My brother also called a few times to keep us posted and to pass on some some early good news:
neither of my parents had internal bleeding or organ failure
they were both awake and alert, though in a lot of pain
my parents had been moved from the ER and admitted to the hospital
All I wanted was to get to the hospital to see my parents but we had to make a pit stop at their house to feed and let out their dog and ours; they had been taking care of Ollie while we were on vacation and my brother left the two dogs without a second thought when he got the call about the accident. Both Ollie and Moses were in good spirits and had only been alone for five hours or so, so I was glad for the distraction and to be able to help my brother in that way since he had been with my parents.
It was after 8 PM when we finally made it to the hospital, and I was so relieved to see my parents’ sweet faces! My dad was smiling and making jokes; my mom was less animated and a little weepy, but she still smiled when she saw us. Neither of their responses surprised me and it gave me such peace to see them.
Following the accident, I learned so much more about the accident and the minutes following —
My dad couldn’t hold up his head or feel his arms and legs. Ultimately, his spinal injury (affecting his C6 through T3 vertebrae) was millimeters from causing paralysis, according to his spinal surgeon.
The EMTs considered calling a Life Flight to airlift my dad to the hospital, but decided against it since there was not a good place for the helicopter to land.
My mom had to have her jeans cut off of her, due to the fast swelling of her broken leg. And in moving her to the stretcher from the car, she was in such extreme pain that she cried out many times. She had broken her left humerus — just below the shoulder joint, her left pinky finger, her right tibia — just below the knee joint, and fractured a vertebrae in her lower back (L5).
A good Samaritan (who ended up being a physicians assistant) witnessed the accident and stopped to help. She went to my mom first but my mom sent her to my dad. This woman held up my dad’s head and kept it steady for him until the EMTs arrived and could get him in a neck brace. This brings tears to my eyes every.time I think about it — I had been asking God to lift their heads even before I had known my dad couldn’t lift his head on his own. I am so grateful for God’s provision in this woman!

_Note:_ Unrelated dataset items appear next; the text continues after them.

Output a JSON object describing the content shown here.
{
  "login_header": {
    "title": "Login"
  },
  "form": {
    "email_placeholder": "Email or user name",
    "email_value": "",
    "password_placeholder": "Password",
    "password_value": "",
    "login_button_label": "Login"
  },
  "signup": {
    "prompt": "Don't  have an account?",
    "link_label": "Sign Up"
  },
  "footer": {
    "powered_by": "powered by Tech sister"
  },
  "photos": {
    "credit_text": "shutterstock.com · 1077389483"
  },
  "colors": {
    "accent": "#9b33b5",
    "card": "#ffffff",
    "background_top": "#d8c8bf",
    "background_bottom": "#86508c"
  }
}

She also called my brother to let him know about the accident.
In addition to the physicians assistant who stopped to help, I am grateful for so many, many things.
While I hate that this happened to my parents shortly after they moved to Arkansas to be closer to us (they’re 90 minutes away), I am beyond-grateful that they were close! If they had still lived in Florida, neither me nor my brother would have been able to be there so quickly.
I am also grateful that my brother was living with my parents at the time and could get to the scene of the accident within minutes after he received the call from the woman who stopped to help.
I am grateful that my parents were in their SUV (versus their Mini Cooper!) and that it performed exactly as it should in an accident.
I am grateful that my dad thought and reacted quickly, even though the driver of the dump truck did NOT course correct as he should have.
In every minute of the day of the accident, and in every day — in every moment — since, God has shown Himself trustworthy. He has shown Himself faithful.
I can honestly say that His goodness and mercy have followed us (Psalm 23:6), and He has taken such loving and kind care of us over and over again.
God is in the business of redeeming all things.
He makes ALL.THINGS.NEW — even broken hearts and broken bodies!